Se observa en ocasiones que los anteproyectos de ley son pródigos en remisiones al reglamento para la regulación de determinados aspectos, sin indicación, en algunos casos del rango normativo de su futuro desarrollo y en otros se formula una remisión en blanco a la norma reglamentaria. 

Una remisión tan amplia y sobre aspectos tan generales al reglamento impedirá en el futuro abordar extremos concretos cuya regulación exija reserva de ley, así como que no puede considerarse una medida de buena técnica legislativa la creación de preceptos sin contenido sustancial. Por ello debe valorarse la conveniencia de llevar a cabo deslegalizaciones sin indicar unos criterios o parámetros mínimos que permitan acotar el futuro desarrollo reglamentario. 

Ahora bien, no puede obviarse que tal regulación reglamentaria no podrá vulnerar lo establecido en una norma con rango legal, sea estatal o sea autonómica. Lo que debe valorarse es la conveniencia de mantener las remisiones que se efectúan al reglamento o incluir una relación más concreta de los asuntos que se quieran regular por esta vía. 

(Dictámenes 133/2008, de 27 de marzo, 33/2010, de 18 de febrero, 125/2010, de 18 de marzo, 165/2013, de 27 de marzo)

Resulta deseable que cualquier habilitación reglamentaria contenida en una ley sea no sólo precisa en cuanto a la determinación de la materia para la que se otorga sino que, además, contenga una indicación, siquiera mínima, de los criterios y principios que deben seguirse en su ejercicio. Por otra parte, en el presente caso, pese a que el texto contiene ya, en su disposición final primera, una cláusula genérica de apoderamiento a favor de la Junta de Castilla y León para desarrollar el anteproyecto en lo que pudiera resultar necesario, en numerosos artículos se realizan parciales remisiones al desarrollo reglamentario, lo que puede suscitar la duda de si es posible que el reglamento entre a regular alguna materia concreta para la que el anteproyecto haya olvidado incluir de forma expresa tal habilitación. 
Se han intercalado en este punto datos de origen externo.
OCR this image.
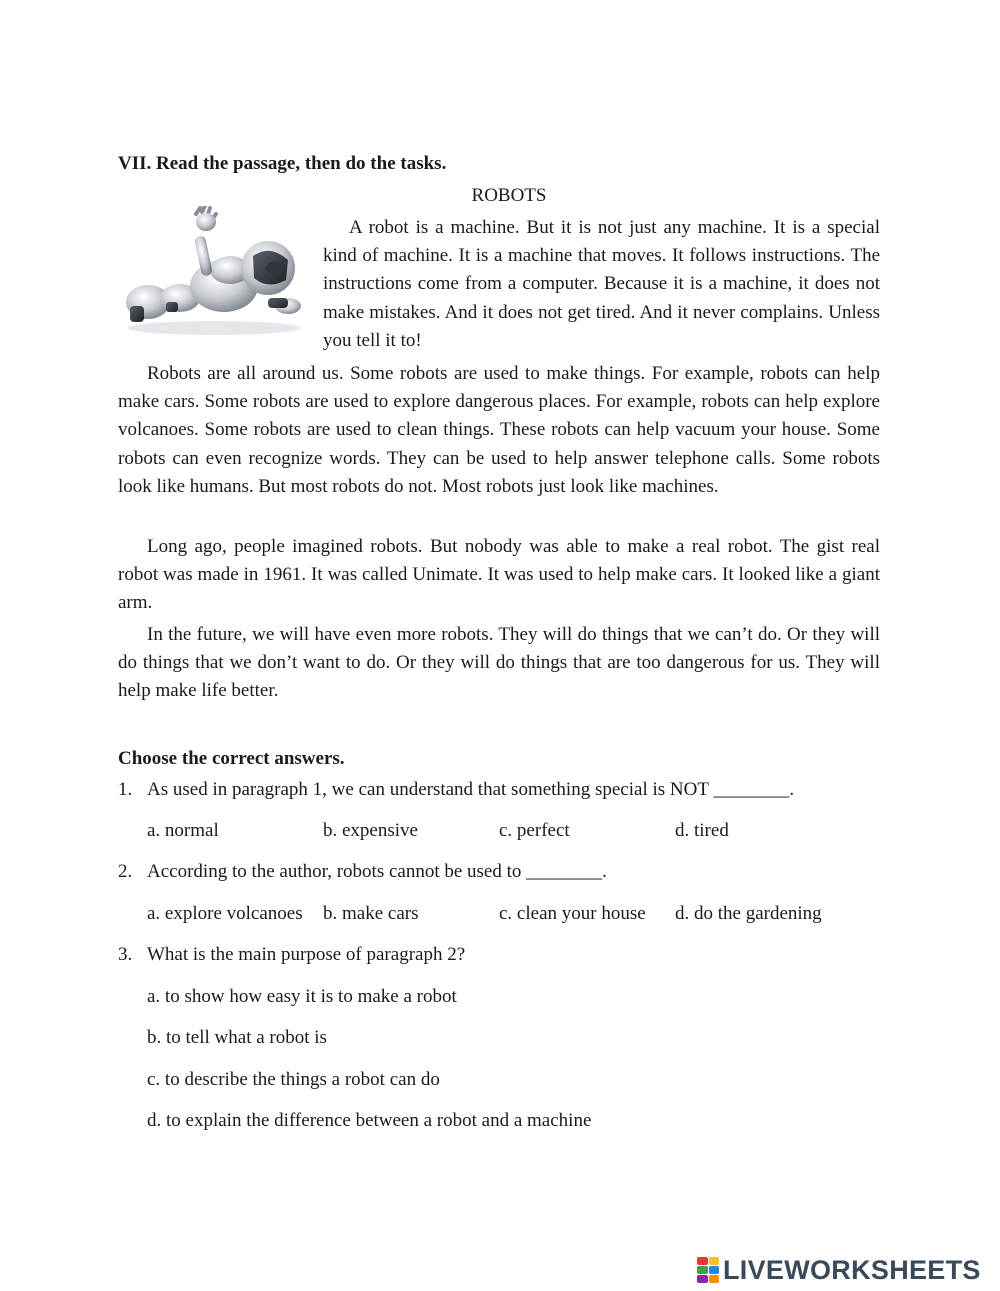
VII. Read the passage, then do the tasks.
ROBOTS

A robot is a machine. But it is not just any machine. It is a special kind of machine. It is a machine that moves. It follows instructions. The instructions come from a computer. Because it is a machine, it does not make mistakes. And it does not get tired. And it never complains. Unless you tell it to!

Robots are all around us. Some robots are used to make things. For example, robots can help make cars. Some robots are used to explore dangerous places. For example, robots can help explore volcanoes. Some robots are used to clean things. These robots can help vacuum your house. Some robots can even recognize words. They can be used to help answer telephone calls. Some robots look like humans. But most robots do not. Most robots just look like machines.

Long ago, people imagined robots. But nobody was able to make a real robot. The gist real robot was made in 1961. It was called Unimate. It was used to help make cars. It looked like a giant arm.

In the future, we will have even more robots. They will do things that we can’t do. Or they will do things that we don’t want to do. Or they will do things that are too dangerous for us. They will help make life better.

Choose the correct answers.
1. As used in paragraph 1, we can understand that something special is NOT ________.
a. normal	b. expensive	c. perfect	d. tired
2. According to the author, robots cannot be used to ________.
a. explore volcanoes b. make cars	c. clean your house d. do the gardening
3. What is the main purpose of paragraph 2?
a. to show how easy it is to make a robot
b. to tell what a robot is
c. to describe the things a robot can do
d. to explain the difference between a robot and a machine
LIVEWORKSHEETS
(Dictamen 1.124/2010, de 14 de octubre)

Sin perjuicio del carácter relativo que tiene sujetar a un plazo determinado el ejercicio de la potestad reglamentaria, así como también el ejercicio de la iniciativa legislativa por parte de la Junta de Castilla y León, sería preferible que la fecha final de dicho plazo se determinase, en todos los casos contemplados en el anteproyecto, de manera uniforme. En efecto, exceptuando el supuesto especial previsto en la disposición final tercera (en que corresponde al Consejo de la Función Pública “elaborar” su Reglamento de funcionamiento, y a la Junta de Castilla y León “aprobarlo”), en los demás casos el “dies ad quem” se fija unas veces por referencia a la “elaboración” del reglamento (disposición final 4ª), y otras por referencia a su “aprobación” (disposición final 2ª). Esta última opción es la que parece más aconsejable, porque proporciona mayor seguridad jurídica (Sentencias de la Sala de lo Contencioso-Administrativo del Tribunal Supremo de 12 de enero de 1990 y 14 de octubre de 1991).